George Cohon, the Chicago-born businessman responsible for expanding the McDonald’s empire in Canada, has died at the age of 86.

“Last night we said farewell to my Dad,” Mark Cohon said in a post on X. “Our family, Canada and the world lost a remarkable man.”

Cohon was a corporate lawyer in his father’s firm in Chicago when he decided to move to Toronto and open the first McDonald’s location in Eastern Canada in London, Ont., on Nov. 11, 1968 – one year after the first McDonald’s restaurant outside the United States opened in Richmond, B.C. Three years later he would go on to become the chairman, president and CEO of McDonald’s Restaurants of Canada, holding those titles until July 1992.

“We didn’t know a soul, we didn’t have much money and McDonald’s then was far from being the household word it is today,” he wrote in his best-selling autobiography ‘To Russia with Fries’ about the move to Canada.

In another first Cohon was also responsible for bringing the symbolic Golden Arches of the fast food hamburger chain to Russia, opening the first restaurant in January 1990.

Cohon was also responsible for opening the first Ronald McDonald House in Canada in 1981. There are now 16 Ronald McDonald Houses and 17 Ronald McDonald Family Rooms in hospitals across Canada helping more than 25,000 families whose children are receiving medical treatment.

In 1982, Cohon spearheaded the effort to save Toronto’s Santa Claus parade after Eaton’s said it would no longer be able to fund the annual parade.

“Christmas wouldn’t be Christmas without the Santa Claus parade,” he later told the Toronto Star in a 2016 interview about his involvement

Cohon was made a member of the Order of Canada in 1987 and later elevated to Companion, the highest level of the order, in 2019 for his charitable work around the world.

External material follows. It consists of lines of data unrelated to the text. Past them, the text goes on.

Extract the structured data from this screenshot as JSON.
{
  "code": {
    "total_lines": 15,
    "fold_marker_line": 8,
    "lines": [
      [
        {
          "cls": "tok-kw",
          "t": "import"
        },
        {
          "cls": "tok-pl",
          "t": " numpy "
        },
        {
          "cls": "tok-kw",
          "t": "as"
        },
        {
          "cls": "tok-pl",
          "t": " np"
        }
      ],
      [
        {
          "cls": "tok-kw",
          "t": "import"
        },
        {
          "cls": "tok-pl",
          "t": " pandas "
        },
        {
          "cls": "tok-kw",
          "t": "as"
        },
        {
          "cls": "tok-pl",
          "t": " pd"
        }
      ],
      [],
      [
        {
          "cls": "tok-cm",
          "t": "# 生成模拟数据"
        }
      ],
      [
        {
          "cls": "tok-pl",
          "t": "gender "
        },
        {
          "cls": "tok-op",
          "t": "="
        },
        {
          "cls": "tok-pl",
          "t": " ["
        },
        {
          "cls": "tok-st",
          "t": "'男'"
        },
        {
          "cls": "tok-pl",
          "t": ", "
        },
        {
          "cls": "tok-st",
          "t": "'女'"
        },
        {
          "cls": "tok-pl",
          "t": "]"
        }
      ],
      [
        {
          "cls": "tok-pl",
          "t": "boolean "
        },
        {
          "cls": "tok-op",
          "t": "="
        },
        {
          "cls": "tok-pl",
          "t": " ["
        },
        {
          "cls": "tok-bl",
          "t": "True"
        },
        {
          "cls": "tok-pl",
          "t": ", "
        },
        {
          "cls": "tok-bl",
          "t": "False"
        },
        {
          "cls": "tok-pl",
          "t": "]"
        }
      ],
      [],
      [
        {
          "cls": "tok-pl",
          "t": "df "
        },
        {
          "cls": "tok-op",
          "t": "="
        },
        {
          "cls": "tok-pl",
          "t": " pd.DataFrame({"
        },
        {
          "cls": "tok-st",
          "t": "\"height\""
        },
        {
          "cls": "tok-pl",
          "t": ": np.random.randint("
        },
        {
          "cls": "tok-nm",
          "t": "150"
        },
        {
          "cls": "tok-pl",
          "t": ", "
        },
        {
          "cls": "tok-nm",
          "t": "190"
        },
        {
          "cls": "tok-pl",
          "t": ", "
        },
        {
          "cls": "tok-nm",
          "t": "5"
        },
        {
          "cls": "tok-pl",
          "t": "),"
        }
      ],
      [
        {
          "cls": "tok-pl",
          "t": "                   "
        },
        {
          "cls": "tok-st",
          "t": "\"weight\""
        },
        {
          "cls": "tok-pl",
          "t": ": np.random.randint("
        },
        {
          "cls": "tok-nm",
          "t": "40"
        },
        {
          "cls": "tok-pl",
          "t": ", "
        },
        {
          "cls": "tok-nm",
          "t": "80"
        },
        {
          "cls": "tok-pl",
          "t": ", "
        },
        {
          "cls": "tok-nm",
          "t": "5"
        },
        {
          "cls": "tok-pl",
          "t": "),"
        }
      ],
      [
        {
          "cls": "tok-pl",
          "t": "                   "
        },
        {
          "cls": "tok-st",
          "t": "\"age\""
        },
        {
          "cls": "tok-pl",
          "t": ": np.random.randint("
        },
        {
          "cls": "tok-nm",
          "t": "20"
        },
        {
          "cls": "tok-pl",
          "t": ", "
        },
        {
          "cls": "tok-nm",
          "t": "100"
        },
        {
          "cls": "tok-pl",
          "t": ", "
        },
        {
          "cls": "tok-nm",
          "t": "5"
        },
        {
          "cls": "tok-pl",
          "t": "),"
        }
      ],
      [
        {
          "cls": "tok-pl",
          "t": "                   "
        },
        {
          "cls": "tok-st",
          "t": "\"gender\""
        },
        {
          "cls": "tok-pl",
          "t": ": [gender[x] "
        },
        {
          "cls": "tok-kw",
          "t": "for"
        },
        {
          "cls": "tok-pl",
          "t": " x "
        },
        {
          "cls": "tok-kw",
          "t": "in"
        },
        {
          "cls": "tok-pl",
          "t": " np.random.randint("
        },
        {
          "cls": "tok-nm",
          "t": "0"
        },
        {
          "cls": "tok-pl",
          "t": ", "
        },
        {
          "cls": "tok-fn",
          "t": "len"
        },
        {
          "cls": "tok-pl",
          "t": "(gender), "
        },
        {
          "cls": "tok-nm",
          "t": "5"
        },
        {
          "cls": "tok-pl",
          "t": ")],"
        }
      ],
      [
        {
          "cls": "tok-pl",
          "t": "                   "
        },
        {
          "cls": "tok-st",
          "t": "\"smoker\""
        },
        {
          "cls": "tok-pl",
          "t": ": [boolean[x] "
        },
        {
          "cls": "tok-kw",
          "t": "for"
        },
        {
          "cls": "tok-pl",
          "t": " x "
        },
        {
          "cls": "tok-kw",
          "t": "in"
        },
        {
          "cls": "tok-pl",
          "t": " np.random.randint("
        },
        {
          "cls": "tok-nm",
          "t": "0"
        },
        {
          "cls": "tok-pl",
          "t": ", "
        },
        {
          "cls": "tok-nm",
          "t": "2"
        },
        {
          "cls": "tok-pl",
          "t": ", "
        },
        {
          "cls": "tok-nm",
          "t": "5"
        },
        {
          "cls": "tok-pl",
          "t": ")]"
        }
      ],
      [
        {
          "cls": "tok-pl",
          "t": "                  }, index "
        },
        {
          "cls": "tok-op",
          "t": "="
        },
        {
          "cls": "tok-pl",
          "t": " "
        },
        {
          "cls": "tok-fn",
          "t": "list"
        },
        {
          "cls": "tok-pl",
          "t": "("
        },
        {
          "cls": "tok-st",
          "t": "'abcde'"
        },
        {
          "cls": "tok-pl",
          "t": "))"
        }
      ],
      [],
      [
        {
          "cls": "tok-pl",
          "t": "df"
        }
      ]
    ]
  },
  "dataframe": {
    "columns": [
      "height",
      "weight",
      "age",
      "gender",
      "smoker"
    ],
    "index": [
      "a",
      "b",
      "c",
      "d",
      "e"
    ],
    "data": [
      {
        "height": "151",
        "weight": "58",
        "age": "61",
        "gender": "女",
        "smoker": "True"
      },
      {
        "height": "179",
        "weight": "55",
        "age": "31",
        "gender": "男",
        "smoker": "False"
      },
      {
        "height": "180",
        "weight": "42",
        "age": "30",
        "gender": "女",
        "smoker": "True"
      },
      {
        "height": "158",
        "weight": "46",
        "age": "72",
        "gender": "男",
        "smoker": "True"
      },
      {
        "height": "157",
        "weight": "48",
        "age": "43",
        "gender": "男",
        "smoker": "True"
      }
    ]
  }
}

Prime Minister Justin Trudeau called Cohon’s passing “an extraordinary loss,” noting that his passion for serving and supporting others was always evident.

“George Cohon was remarkable. He was an accomplished businessman who never stopped giving back, and who dedicated himself to lifting others up,” Trudeau said in a post on X. “To his family, to his friends, and to all those across the country and around the world who he so selflessly served: I’m sending you my deepest condolences and keeping you in my thoughts.”